The committee report on Senate Bill 3123, cosponsored by Guingona and Sen. Sergio Osmeña, remained in the interpellation stage on Wednesday, the last session day before Congress went on another two-week recess.
Nine senators have served notice that they intend to question Osmeña and Guingona concerning the amendments they are proposing to Republic Act 9160, or Amla.
Being included in the blacklist would mean restrictive regulations in international transactions involving the Philippines, including those of overseas Filipino workers and Philippine businesses.
“In two days, the Financial Action Task Force (FATF) will decide whether or not our efforts against the global fight against corruption and criminal money are enough,” Guingona said on the Senate floor on Wednesday night when it became apparent the bill wouldn’t pass.
“In two days we might fall into the blacklist, formally referred to as the list of Non-Cooperative Countries or Territories,” he said.
Senate President Juan Ponce Enrile downplayed the prospect of severe sanctions from the FATF, the Paris-based intergovernmental watchdog body against money laundering.
“Those are just threats,” he said, while also questioning the authority of the FATF to impose sanctions.
“Who gave them the idea that they can dictate on governments who invested them with that power?” he said.
“This is a part of a convention. This task force was organized by not all the members of the convention but only a few,” he said.

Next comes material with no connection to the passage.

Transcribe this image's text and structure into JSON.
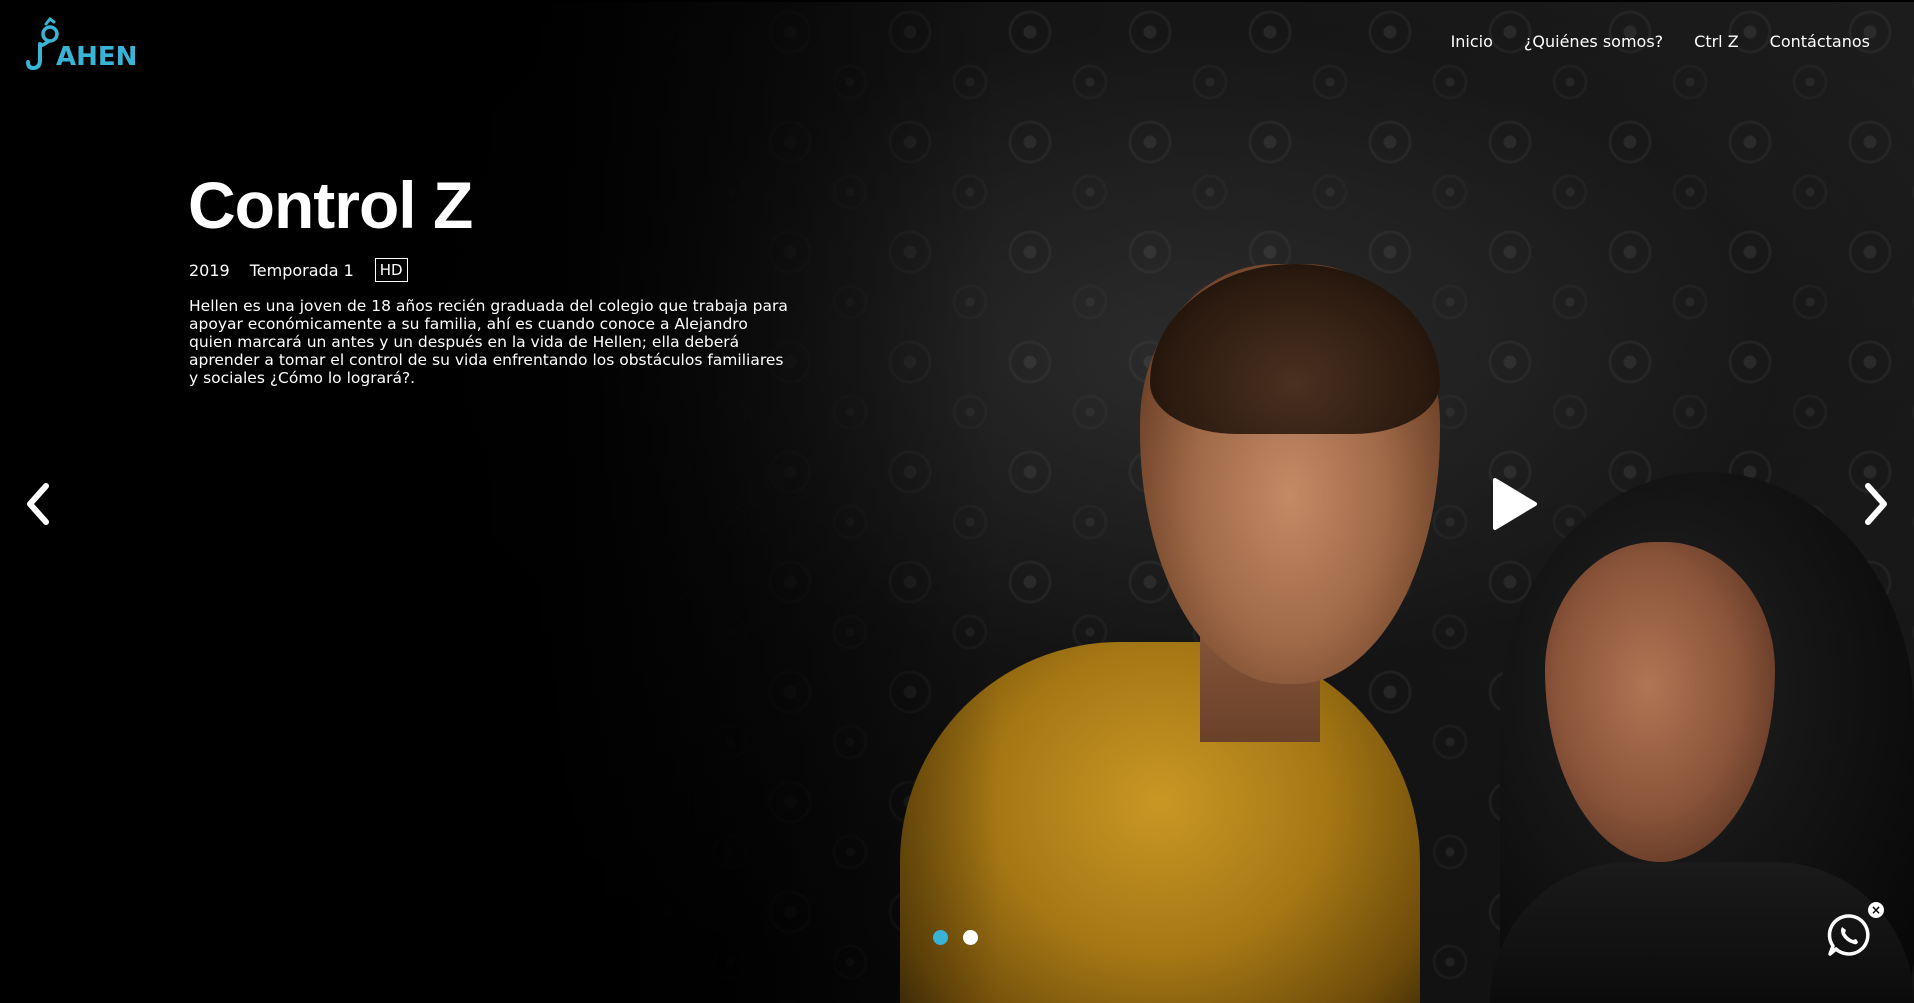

Enrile explained that some senators had reservations about the third amendment being proposed, which would increase the number of predicate crimes that should be covered by Amla. A predicate offense is a public crime that, as a matter of logic or statutory provision, is or must be a part of an offense.
“I respect the right of everyone to make a decision,” he told reporters.

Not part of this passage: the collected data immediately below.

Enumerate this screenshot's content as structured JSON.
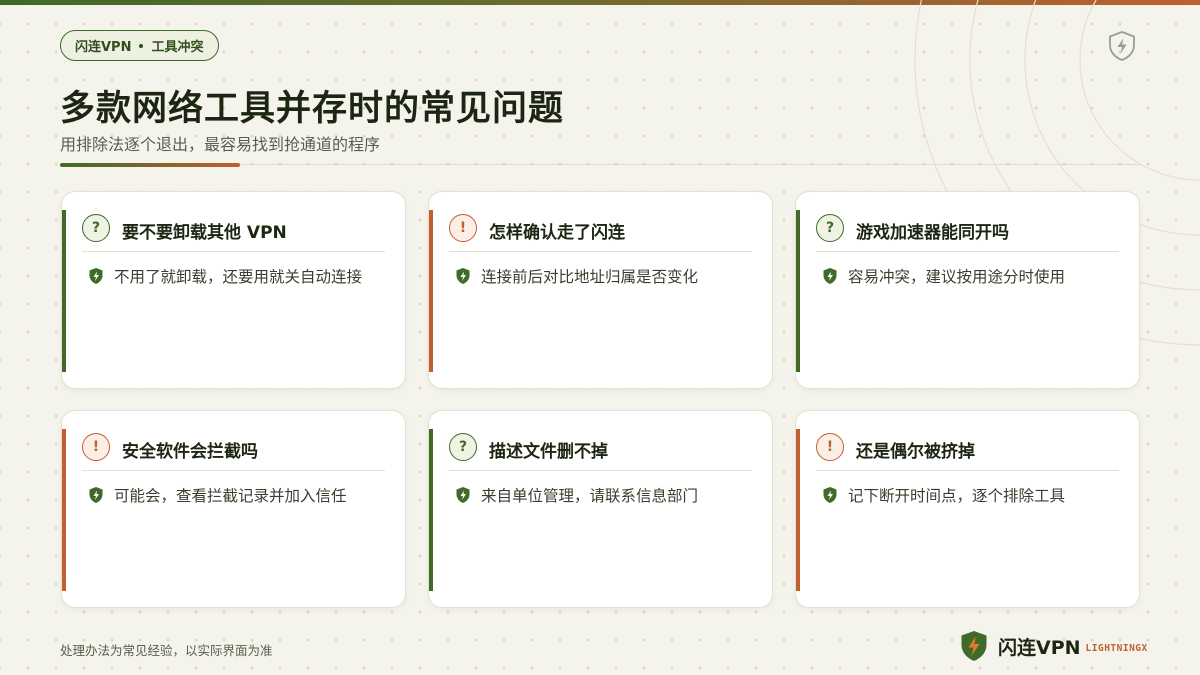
{
  "tag": {
    "brand": "闪连VPN",
    "topic": "工具冲突"
  },
  "header": {
    "title": "多款网络工具并存时的常见问题",
    "subtitle": "用排除法逐个退出，最容易找到抢通道的程序"
  },
  "cards": [
    {
      "type": "question",
      "badge": "?",
      "accent": "#3f6a28",
      "title": "要不要卸载其他 VPN",
      "answer": "不用了就卸载，还要用就关自动连接"
    },
    {
      "type": "warning",
      "badge": "!",
      "accent": "#c0602e",
      "title": "怎样确认走了闪连",
      "answer": "连接前后对比地址归属是否变化"
    },
    {
      "type": "question",
      "badge": "?",
      "accent": "#3f6a28",
      "title": "游戏加速器能同开吗",
      "answer": "容易冲突，建议按用途分时使用"
    },
    {
      "type": "warning",
      "badge": "!",
      "accent": "#c0602e",
      "title": "安全软件会拦截吗",
      "answer": "可能会，查看拦截记录并加入信任"
    },
    {
      "type": "question",
      "badge": "?",
      "accent": "#3f6a28",
      "title": "描述文件删不掉",
      "answer": "来自单位管理，请联系信息部门"
    },
    {
      "type": "warning",
      "badge": "!",
      "accent": "#c0602e",
      "title": "还是偶尔被挤掉",
      "answer": "记下断开时间点，逐个排除工具"
    }
  ],
  "footer": {
    "note": "处理办法为常见经验，以实际界面为准",
    "brand_name": "闪连VPN",
    "brand_en": "LIGHTNINGX"
  },
  "icons": {
    "top_right": "shield-lightning-icon",
    "answer": "shield-check-icon",
    "brand_logo": "shield-lightning-logo"
  },
  "colors": {
    "primary_green": "#3f6a28",
    "accent_orange": "#c0602e",
    "background": "#f5f4ec"
  }
}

Among those who reserved the right to ask questions were Senators Joker Arroyo, Panfilo Lacson, Loren Legarda, Jinggoy Estrada, Miriam Defensor-Santiago, Ferdinand Marcos, Jr., Ralph Recto, Manuel Villar and Alan Peter Cayetano.
The FATF is meeting on Friday to decide whether the Philippines would remain in its grey list or fall into its black list.
The Philippines earned an upgrade a few months ago, moving up to the grey list from the dark grey list after Congress passed two of the three laws demanded by the FATF.
Guingona asked the senators to recognize the weaknesses of the country’s anti-money laundering law and exert serious effort to improve it.
He noted that 155 days have passed since the bill was sponsored and has been on the plenary’s agenda for already 20 days, “but it sadly still remains on the floor today.”
“We owe it to every citizen, who wants to see this government effectively win in the fight against corruption and dirty money. We cannot be remiss in that duty,” Guingona said.